Gorbunov Palace of Culture
- Interactive map of Gorbunov Palace of Culture
- Location: Moscow
- Type: concert hall
- Events: live concerts, rock concerts

Construction
- Built: In the style of constructivism in 1929–1938

= Gorbunov Palace of Culture =

Russian concert hall

The Gorbunov Palace of Culture (Дворец культуры имени Горбунова) is a palace of culture and a popular concert hall in the west of Moscow, best known for rock concerts and live records by various bands. Initially, the house of culture was called the Palace of the Kievsky district of Moscow and was created as part of the infrastructure of the aircraft factory. The building was constructed in the style of constructivism in 1929–1938. The palace is named after aircraft design engineer Sergey Gorbunov.
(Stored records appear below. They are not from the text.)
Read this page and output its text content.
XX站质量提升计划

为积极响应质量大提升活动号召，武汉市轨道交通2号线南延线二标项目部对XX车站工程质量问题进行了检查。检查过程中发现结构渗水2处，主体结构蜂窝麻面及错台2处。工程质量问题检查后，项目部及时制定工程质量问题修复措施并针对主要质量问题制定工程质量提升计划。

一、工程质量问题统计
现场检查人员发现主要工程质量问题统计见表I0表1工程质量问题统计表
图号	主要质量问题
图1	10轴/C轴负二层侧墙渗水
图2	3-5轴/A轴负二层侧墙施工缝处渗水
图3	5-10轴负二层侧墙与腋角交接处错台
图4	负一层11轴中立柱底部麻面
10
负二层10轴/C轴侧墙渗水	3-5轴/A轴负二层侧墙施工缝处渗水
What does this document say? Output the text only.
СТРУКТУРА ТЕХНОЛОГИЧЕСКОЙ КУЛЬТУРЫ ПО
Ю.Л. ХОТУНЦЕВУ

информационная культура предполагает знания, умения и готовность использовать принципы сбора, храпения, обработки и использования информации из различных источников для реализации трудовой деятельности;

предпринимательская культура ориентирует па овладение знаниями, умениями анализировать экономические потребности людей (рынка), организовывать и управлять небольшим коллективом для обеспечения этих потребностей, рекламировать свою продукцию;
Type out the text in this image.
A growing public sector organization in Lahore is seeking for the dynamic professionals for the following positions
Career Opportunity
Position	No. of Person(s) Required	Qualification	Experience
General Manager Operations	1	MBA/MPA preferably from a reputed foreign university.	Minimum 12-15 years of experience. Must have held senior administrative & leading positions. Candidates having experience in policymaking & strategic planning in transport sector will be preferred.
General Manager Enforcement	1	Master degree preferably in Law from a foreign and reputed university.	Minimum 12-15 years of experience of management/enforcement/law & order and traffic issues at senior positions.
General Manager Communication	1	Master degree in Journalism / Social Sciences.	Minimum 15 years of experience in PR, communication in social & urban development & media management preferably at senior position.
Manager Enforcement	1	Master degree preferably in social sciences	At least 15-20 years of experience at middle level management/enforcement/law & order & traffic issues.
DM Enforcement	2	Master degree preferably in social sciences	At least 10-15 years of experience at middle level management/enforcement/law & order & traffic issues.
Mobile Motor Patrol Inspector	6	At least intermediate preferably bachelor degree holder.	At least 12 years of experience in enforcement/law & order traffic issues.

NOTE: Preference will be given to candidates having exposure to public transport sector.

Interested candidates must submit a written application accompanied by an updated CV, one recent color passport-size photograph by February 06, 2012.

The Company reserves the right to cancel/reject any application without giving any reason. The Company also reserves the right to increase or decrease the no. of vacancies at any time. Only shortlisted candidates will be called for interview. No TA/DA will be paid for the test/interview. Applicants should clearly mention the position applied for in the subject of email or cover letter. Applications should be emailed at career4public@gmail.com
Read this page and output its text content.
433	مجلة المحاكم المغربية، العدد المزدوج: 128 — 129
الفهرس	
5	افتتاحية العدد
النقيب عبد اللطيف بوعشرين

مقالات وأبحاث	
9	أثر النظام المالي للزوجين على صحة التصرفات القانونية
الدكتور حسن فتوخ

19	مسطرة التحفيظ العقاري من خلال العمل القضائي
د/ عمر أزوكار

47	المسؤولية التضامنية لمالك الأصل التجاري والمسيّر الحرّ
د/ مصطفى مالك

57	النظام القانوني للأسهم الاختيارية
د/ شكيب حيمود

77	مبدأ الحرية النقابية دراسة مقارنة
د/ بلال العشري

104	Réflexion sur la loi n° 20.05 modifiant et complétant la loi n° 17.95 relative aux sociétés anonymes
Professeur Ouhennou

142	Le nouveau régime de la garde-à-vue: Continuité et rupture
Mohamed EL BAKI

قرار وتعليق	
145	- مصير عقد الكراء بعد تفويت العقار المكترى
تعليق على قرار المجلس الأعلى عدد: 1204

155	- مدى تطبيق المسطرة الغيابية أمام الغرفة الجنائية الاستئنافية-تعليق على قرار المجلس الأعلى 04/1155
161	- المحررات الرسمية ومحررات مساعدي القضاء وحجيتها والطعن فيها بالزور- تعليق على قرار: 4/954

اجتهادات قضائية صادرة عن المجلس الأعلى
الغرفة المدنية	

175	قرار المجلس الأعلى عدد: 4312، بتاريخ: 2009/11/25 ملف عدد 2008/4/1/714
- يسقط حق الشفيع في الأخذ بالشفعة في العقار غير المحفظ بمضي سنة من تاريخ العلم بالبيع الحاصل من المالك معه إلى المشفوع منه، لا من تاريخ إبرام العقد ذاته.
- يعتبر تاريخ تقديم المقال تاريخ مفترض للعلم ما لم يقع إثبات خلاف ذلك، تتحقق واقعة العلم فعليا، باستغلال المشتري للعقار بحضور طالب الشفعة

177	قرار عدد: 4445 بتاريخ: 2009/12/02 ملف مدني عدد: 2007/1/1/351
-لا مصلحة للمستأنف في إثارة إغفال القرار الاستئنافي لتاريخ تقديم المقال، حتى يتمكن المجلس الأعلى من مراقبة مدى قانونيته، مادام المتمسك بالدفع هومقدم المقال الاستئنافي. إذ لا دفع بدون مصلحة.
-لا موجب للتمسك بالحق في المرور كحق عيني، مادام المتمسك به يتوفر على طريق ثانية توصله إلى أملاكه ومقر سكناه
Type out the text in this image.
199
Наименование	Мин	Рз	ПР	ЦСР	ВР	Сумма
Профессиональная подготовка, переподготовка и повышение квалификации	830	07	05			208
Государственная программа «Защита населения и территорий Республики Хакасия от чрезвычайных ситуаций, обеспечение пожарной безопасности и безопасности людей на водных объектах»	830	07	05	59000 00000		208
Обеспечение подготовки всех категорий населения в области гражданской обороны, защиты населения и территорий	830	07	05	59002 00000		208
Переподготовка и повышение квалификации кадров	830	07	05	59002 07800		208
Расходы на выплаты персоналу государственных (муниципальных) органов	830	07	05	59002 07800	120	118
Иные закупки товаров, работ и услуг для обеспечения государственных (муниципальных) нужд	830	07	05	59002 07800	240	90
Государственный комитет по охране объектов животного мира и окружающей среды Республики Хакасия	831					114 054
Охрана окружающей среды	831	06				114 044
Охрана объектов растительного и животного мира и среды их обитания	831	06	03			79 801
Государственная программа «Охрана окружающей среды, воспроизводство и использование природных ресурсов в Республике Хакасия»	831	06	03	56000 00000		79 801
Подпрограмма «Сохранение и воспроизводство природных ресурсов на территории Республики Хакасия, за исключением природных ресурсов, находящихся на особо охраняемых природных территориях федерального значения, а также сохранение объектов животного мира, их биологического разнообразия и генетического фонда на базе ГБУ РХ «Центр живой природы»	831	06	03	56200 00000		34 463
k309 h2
Among the bands that have played concerts at Gorbunov Palace are Jethro Tull, Einstürzende Neubauten, Coil, Diamanda Galas, Nightwish, Therion, Laibach, Lacrimosa, DDT, Boris Grebenshchikov, Krematorij and others, "Nashestvie" (1999) and "Uchites plavat" (1995—1997) festivals.

== Architecture ==
The building's exterior conforms to the Constructivist style, while the interior is decorated in the Art Deco style. The formal façade is combined with large glazing allowing plenty of natural light to enter. The outline of the building is reminiscent of an aeroplane wing, which emphasises its belonging to an aircraft factory.

Two wings of the cultural centre are connected by crosswalks on the first and second floors.